The federal budget expenditure of 13828 billion rubles, equivalent to 15.7% of GDP, 1.7% higher than the same period last year.
The federal budget surplus is 549 billion rubles, equivalent to 6.3% of GDP.
Resource exploitation tax and oil export tax are the main factors for the growth of federal budget revenue in the 1-2 month of 2008.
As of April 1st, the total amount of oil funds formed by the above two taxes amounted to 38420 billion rubles (163 billion US dollars, which is expected to be 9.1% of GDP in 2008), 30684 yuan of rubles (130 billion 500 million US dollars) and 773 billion 600 million rubles (32 billion 900 million US dollars) of the national welfare fund.
Due to the negative interest rate, the total amount of the oil fund has been reduced by 28 billion 600 million rubles since the stabilization fund was split in February 1, 2008.
Eight, inflation pressure will not drop instead of increase.
Since the end of 2007, the government has adopted a series of technical measures, such as freezing price agreements with food producers and sales companies, increasing food supply, reducing or even stopping food exports, and raising the rate of refinancing in the 10 place for the first time in order to curb price rises.
The effect of the above measures is not obvious because of the increase of residents' demand and the pressure of cost increase. Since the beginning of this year, inflation has remained at a high level, an increase of 4.8% over the first quarter, an increase of 1.4 percentage points from 3.4% in the same period last year.
The most important factor affecting inflation is the increase in food prices.
Because of the increase in international grain prices, the price of food in Russia increased. The average price of bread and bakery food increased by 8.3% in the first quarter. There were 10 federal entities whose food prices increased by more than 15% over the same period, including 22.6% in Vladimir, -22.5% in the Republic of tuvala, -21.5% in Dagestan, and -18.6% in -18.6%.

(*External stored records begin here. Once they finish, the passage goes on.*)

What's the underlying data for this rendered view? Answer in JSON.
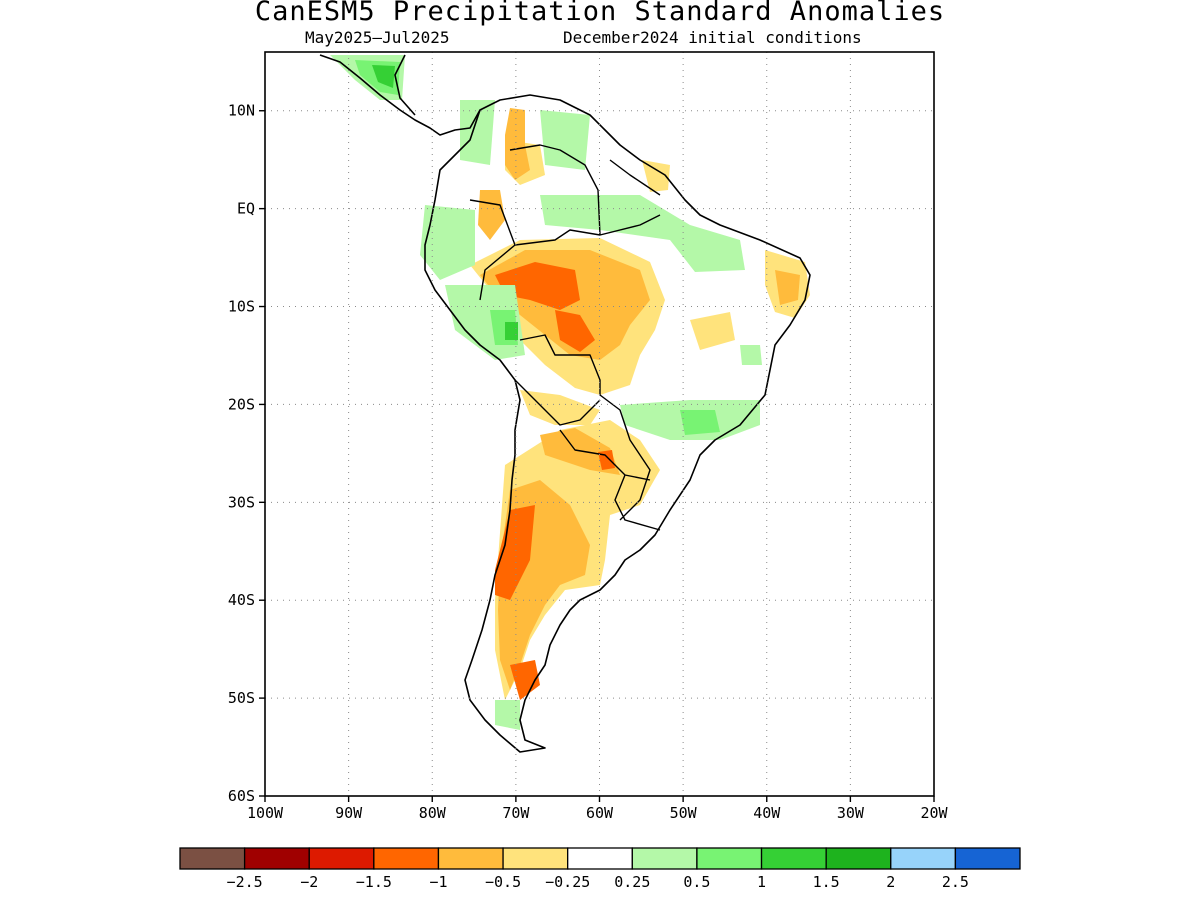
{
  "header": {
    "title": "CanESM5 Precipitation Standard Anomalies",
    "period": "May2025—Jul2025",
    "init": "December2024 initial conditions"
  },
  "axes": {
    "lon_labels": [
      "100W",
      "90W",
      "80W",
      "70W",
      "60W",
      "50W",
      "40W",
      "30W",
      "20W"
    ],
    "lat_labels": [
      "10N",
      "EQ",
      "10S",
      "20S",
      "30S",
      "40S",
      "50S",
      "60S"
    ],
    "lon_range": [
      -100,
      -20
    ],
    "lat_range": [
      -60,
      16
    ],
    "grid": "dotted"
  },
  "colorbar": {
    "colors": [
      "#7b5043",
      "#a00000",
      "#dd1a00",
      "#ff6600",
      "#ffbb3c",
      "#ffe37c",
      "#ffffff",
      "#b4f8a8",
      "#78f373",
      "#35d035",
      "#1eb31e",
      "#97d3fa",
      "#1664d4"
    ],
    "labels": [
      "−2.5",
      "−2",
      "−1.5",
      "−1",
      "−0.5",
      "−0.25",
      "0.25",
      "0.5",
      "1",
      "1.5",
      "2",
      "2.5"
    ]
  },
  "fills": {
    "neg1": "#ffbb3c",
    "neg15": "#ff6600",
    "neg05": "#ffe37c",
    "pos05": "#b4f8a8",
    "pos1": "#78f373",
    "pos15": "#35d035"
  }
}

Overall, food prices rose by 5.7% in the first quarter, 1.2 times higher than 2.6% in the same period last year, but lower than the 6.9% increase in the fourth quarter of 2007.
The weight of inflation is 2.2%.
The prices of non food commodities almost increased by 1 times compared to the same period last year, and the impact on inflation was 0.7%.

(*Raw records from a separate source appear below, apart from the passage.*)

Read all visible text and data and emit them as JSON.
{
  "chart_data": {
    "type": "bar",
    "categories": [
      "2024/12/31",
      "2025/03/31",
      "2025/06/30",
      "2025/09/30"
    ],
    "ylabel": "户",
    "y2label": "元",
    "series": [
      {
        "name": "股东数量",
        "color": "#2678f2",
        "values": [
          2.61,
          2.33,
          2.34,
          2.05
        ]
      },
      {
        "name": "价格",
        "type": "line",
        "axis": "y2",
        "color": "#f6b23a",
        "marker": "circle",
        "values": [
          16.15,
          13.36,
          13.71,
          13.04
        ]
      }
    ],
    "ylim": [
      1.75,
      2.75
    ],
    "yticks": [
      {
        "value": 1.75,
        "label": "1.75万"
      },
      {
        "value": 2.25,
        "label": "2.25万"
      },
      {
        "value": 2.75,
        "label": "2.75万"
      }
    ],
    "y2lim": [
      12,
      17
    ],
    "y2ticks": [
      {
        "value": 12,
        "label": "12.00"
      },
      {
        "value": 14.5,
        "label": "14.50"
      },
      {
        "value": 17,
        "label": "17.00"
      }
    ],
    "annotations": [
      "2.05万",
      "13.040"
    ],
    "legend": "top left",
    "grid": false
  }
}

The fee for fee service increased by 7.5% compared to the same period last year, and the market service charge increased by 5.1% over the same period.

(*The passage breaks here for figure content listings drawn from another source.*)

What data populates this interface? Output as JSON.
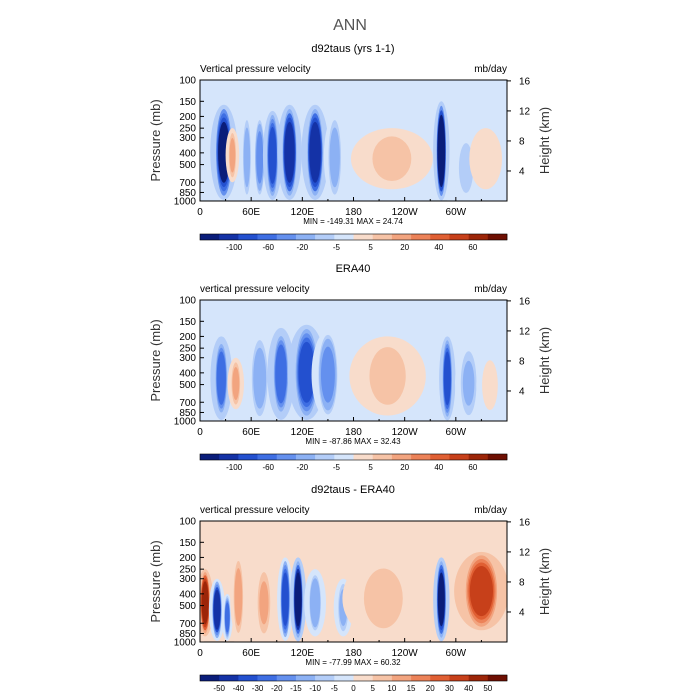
{
  "main_title": "ANN",
  "chart_data": [
    {
      "type": "heatmap",
      "title": "d92taus (yrs 1-1)",
      "variable_label": "Vertical pressure velocity",
      "units": "mb/day",
      "ylabel_left": "Pressure (mb)",
      "ylabel_right": "Height (km)",
      "x_ticks": [
        "0",
        "60E",
        "120E",
        "180",
        "120W",
        "60W"
      ],
      "x_tick_lon": [
        0,
        60,
        120,
        180,
        240,
        300
      ],
      "xlim": [
        0,
        360
      ],
      "y_ticks": [
        "100",
        "150",
        "200",
        "250",
        "300",
        "400",
        "500",
        "700",
        "850",
        "1000"
      ],
      "y_tick_p": [
        100,
        150,
        200,
        250,
        300,
        400,
        500,
        700,
        850,
        1000
      ],
      "ylim": [
        1000,
        100
      ],
      "y_scale": "log",
      "height_ticks": [
        "4",
        "8",
        "12",
        "16"
      ],
      "height_tick_km": [
        4,
        8,
        12,
        16
      ],
      "min_max_text": "MIN = -149.31  MAX =  24.74",
      "colorbar_labels": [
        "-100",
        "-60",
        "-20",
        "-5",
        "5",
        "20",
        "40",
        "60"
      ],
      "colorbar_colors": [
        "#0a1d7a",
        "#1432a6",
        "#2350cf",
        "#3e6ee3",
        "#6490ee",
        "#8cb1f4",
        "#b3cdf8",
        "#d5e5fb",
        "#f8dccb",
        "#f6c3a6",
        "#f2a47f",
        "#ec8258",
        "#e05f33",
        "#c7401a",
        "#9c2508",
        "#6e0f02"
      ],
      "fields": [
        {
          "lon": 28,
          "width": 10,
          "p_top": 160,
          "p_bot": 980,
          "value": -100
        },
        {
          "lon": 38,
          "width": 5,
          "p_top": 250,
          "p_bot": 700,
          "value": 30
        },
        {
          "lon": 55,
          "width": 5,
          "p_top": 200,
          "p_bot": 950,
          "value": -40
        },
        {
          "lon": 70,
          "width": 6,
          "p_top": 200,
          "p_bot": 950,
          "value": -50
        },
        {
          "lon": 85,
          "width": 7,
          "p_top": 180,
          "p_bot": 980,
          "value": -70
        },
        {
          "lon": 105,
          "width": 9,
          "p_top": 160,
          "p_bot": 980,
          "value": -90
        },
        {
          "lon": 135,
          "width": 10,
          "p_top": 160,
          "p_bot": 980,
          "value": -95
        },
        {
          "lon": 158,
          "width": 8,
          "p_top": 200,
          "p_bot": 950,
          "value": -40
        },
        {
          "lon": 225,
          "width": 30,
          "p_top": 250,
          "p_bot": 800,
          "value": 20
        },
        {
          "lon": 283,
          "width": 6,
          "p_top": 150,
          "p_bot": 990,
          "value": -120
        },
        {
          "lon": 312,
          "width": 10,
          "p_top": 300,
          "p_bot": 950,
          "value": -25
        },
        {
          "lon": 335,
          "width": 12,
          "p_top": 250,
          "p_bot": 800,
          "value": 12
        }
      ],
      "background_value": -3,
      "terrain": [
        [
          0,
          22
        ],
        [
          22,
          28
        ],
        [
          28,
          35
        ],
        [
          270,
          283
        ],
        [
          283,
          290
        ]
      ]
    },
    {
      "type": "heatmap",
      "title": "ERA40",
      "variable_label": "vertical pressure velocity",
      "units": "mb/day",
      "ylabel_left": "Pressure (mb)",
      "ylabel_right": "Height (km)",
      "x_ticks": [
        "0",
        "60E",
        "120E",
        "180",
        "120W",
        "60W"
      ],
      "x_tick_lon": [
        0,
        60,
        120,
        180,
        240,
        300
      ],
      "xlim": [
        0,
        360
      ],
      "y_ticks": [
        "100",
        "150",
        "200",
        "250",
        "300",
        "400",
        "500",
        "700",
        "850",
        "1000"
      ],
      "y_tick_p": [
        100,
        150,
        200,
        250,
        300,
        400,
        500,
        700,
        850,
        1000
      ],
      "ylim": [
        1000,
        100
      ],
      "y_scale": "log",
      "height_ticks": [
        "4",
        "8",
        "12",
        "16"
      ],
      "height_tick_km": [
        4,
        8,
        12,
        16
      ],
      "min_max_text": "MIN = -87.86  MAX =  32.43",
      "colorbar_labels": [
        "-100",
        "-60",
        "-20",
        "-5",
        "5",
        "20",
        "40",
        "60"
      ],
      "colorbar_colors": [
        "#0a1d7a",
        "#1432a6",
        "#2350cf",
        "#3e6ee3",
        "#6490ee",
        "#8cb1f4",
        "#b3cdf8",
        "#d5e5fb",
        "#f8dccb",
        "#f6c3a6",
        "#f2a47f",
        "#ec8258",
        "#e05f33",
        "#c7401a",
        "#9c2508",
        "#6e0f02"
      ],
      "fields": [
        {
          "lon": 25,
          "width": 8,
          "p_top": 200,
          "p_bot": 980,
          "value": -60
        },
        {
          "lon": 42,
          "width": 6,
          "p_top": 300,
          "p_bot": 800,
          "value": 35
        },
        {
          "lon": 70,
          "width": 10,
          "p_top": 200,
          "p_bot": 980,
          "value": -40
        },
        {
          "lon": 95,
          "width": 10,
          "p_top": 170,
          "p_bot": 980,
          "value": -60
        },
        {
          "lon": 125,
          "width": 14,
          "p_top": 160,
          "p_bot": 980,
          "value": -70
        },
        {
          "lon": 150,
          "width": 12,
          "p_top": 180,
          "p_bot": 950,
          "value": -45
        },
        {
          "lon": 220,
          "width": 28,
          "p_top": 200,
          "p_bot": 900,
          "value": 18
        },
        {
          "lon": 290,
          "width": 6,
          "p_top": 200,
          "p_bot": 990,
          "value": -80
        },
        {
          "lon": 315,
          "width": 10,
          "p_top": 250,
          "p_bot": 950,
          "value": -30
        },
        {
          "lon": 340,
          "width": 10,
          "p_top": 300,
          "p_bot": 850,
          "value": 8
        }
      ],
      "background_value": -3,
      "terrain": []
    },
    {
      "type": "heatmap",
      "title": "d92taus - ERA40",
      "variable_label": "vertical pressure velocity",
      "units": "mb/day",
      "ylabel_left": "Pressure (mb)",
      "ylabel_right": "Height (km)",
      "x_ticks": [
        "0",
        "60E",
        "120E",
        "180",
        "120W",
        "60W"
      ],
      "x_tick_lon": [
        0,
        60,
        120,
        180,
        240,
        300
      ],
      "xlim": [
        0,
        360
      ],
      "y_ticks": [
        "100",
        "150",
        "200",
        "250",
        "300",
        "400",
        "500",
        "700",
        "850",
        "1000"
      ],
      "y_tick_p": [
        100,
        150,
        200,
        250,
        300,
        400,
        500,
        700,
        850,
        1000
      ],
      "ylim": [
        1000,
        100
      ],
      "y_scale": "log",
      "height_ticks": [
        "4",
        "8",
        "12",
        "16"
      ],
      "height_tick_km": [
        4,
        8,
        12,
        16
      ],
      "min_max_text": "MIN = -77.99  MAX =  60.32",
      "colorbar_labels": [
        "-50",
        "-40",
        "-30",
        "-20",
        "-15",
        "-10",
        "-5",
        "0",
        "5",
        "10",
        "15",
        "20",
        "30",
        "40",
        "50"
      ],
      "colorbar_colors": [
        "#0a1d7a",
        "#1432a6",
        "#2350cf",
        "#3e6ee3",
        "#6490ee",
        "#8cb1f4",
        "#b3cdf8",
        "#d5e5fb",
        "#f8dccb",
        "#f6c3a6",
        "#f2a47f",
        "#ec8258",
        "#e05f33",
        "#c7401a",
        "#9c2508",
        "#6e0f02"
      ],
      "fields": [
        {
          "lon": 6,
          "width": 6,
          "p_top": 250,
          "p_bot": 900,
          "value": 45
        },
        {
          "lon": 20,
          "width": 6,
          "p_top": 300,
          "p_bot": 980,
          "value": -45
        },
        {
          "lon": 32,
          "width": 4,
          "p_top": 400,
          "p_bot": 980,
          "value": -30
        },
        {
          "lon": 45,
          "width": 6,
          "p_top": 200,
          "p_bot": 900,
          "value": 18
        },
        {
          "lon": 75,
          "width": 8,
          "p_top": 250,
          "p_bot": 900,
          "value": 15
        },
        {
          "lon": 100,
          "width": 6,
          "p_top": 200,
          "p_bot": 980,
          "value": -40
        },
        {
          "lon": 115,
          "width": 6,
          "p_top": 200,
          "p_bot": 990,
          "value": -55
        },
        {
          "lon": 135,
          "width": 8,
          "p_top": 250,
          "p_bot": 900,
          "value": -20
        },
        {
          "lon": 168,
          "width": 7,
          "p_top": 300,
          "p_bot": 900,
          "value": -15
        },
        {
          "lon": 215,
          "width": 30,
          "p_top": 200,
          "p_bot": 950,
          "value": 8
        },
        {
          "lon": 283,
          "width": 6,
          "p_top": 200,
          "p_bot": 990,
          "value": -50
        },
        {
          "lon": 330,
          "width": 20,
          "p_top": 180,
          "p_bot": 800,
          "value": 40
        }
      ],
      "background_value": 3,
      "terrain": [
        [
          5,
          30
        ],
        [
          30,
          40
        ],
        [
          280,
          295
        ],
        [
          295,
          305
        ]
      ]
    }
  ]
}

In the first quarter, the prices of industrial products also began to rise, of which the prices of extractive products increased by 6.2%, and the price of oil sold on the market rose by 14.3%.
The price of non-metallic building materials is to maintain the trend of accelerated growth.
The average rose 5.4% in the first quarter.
Cement 6.6% and brick 9.3%.
Machinery and equipment prices rose by 5.5%.
As a result of implementing the investment plan of natural monopoly departments, the price of power equipment in investment products increased fastest and increased by 15.3%, and the price of machinery and equipment used in metallurgical industry increased by 6.4%.
At present, there are many factors affecting the price increase, which are both international and domestic, both in terms of production and supply.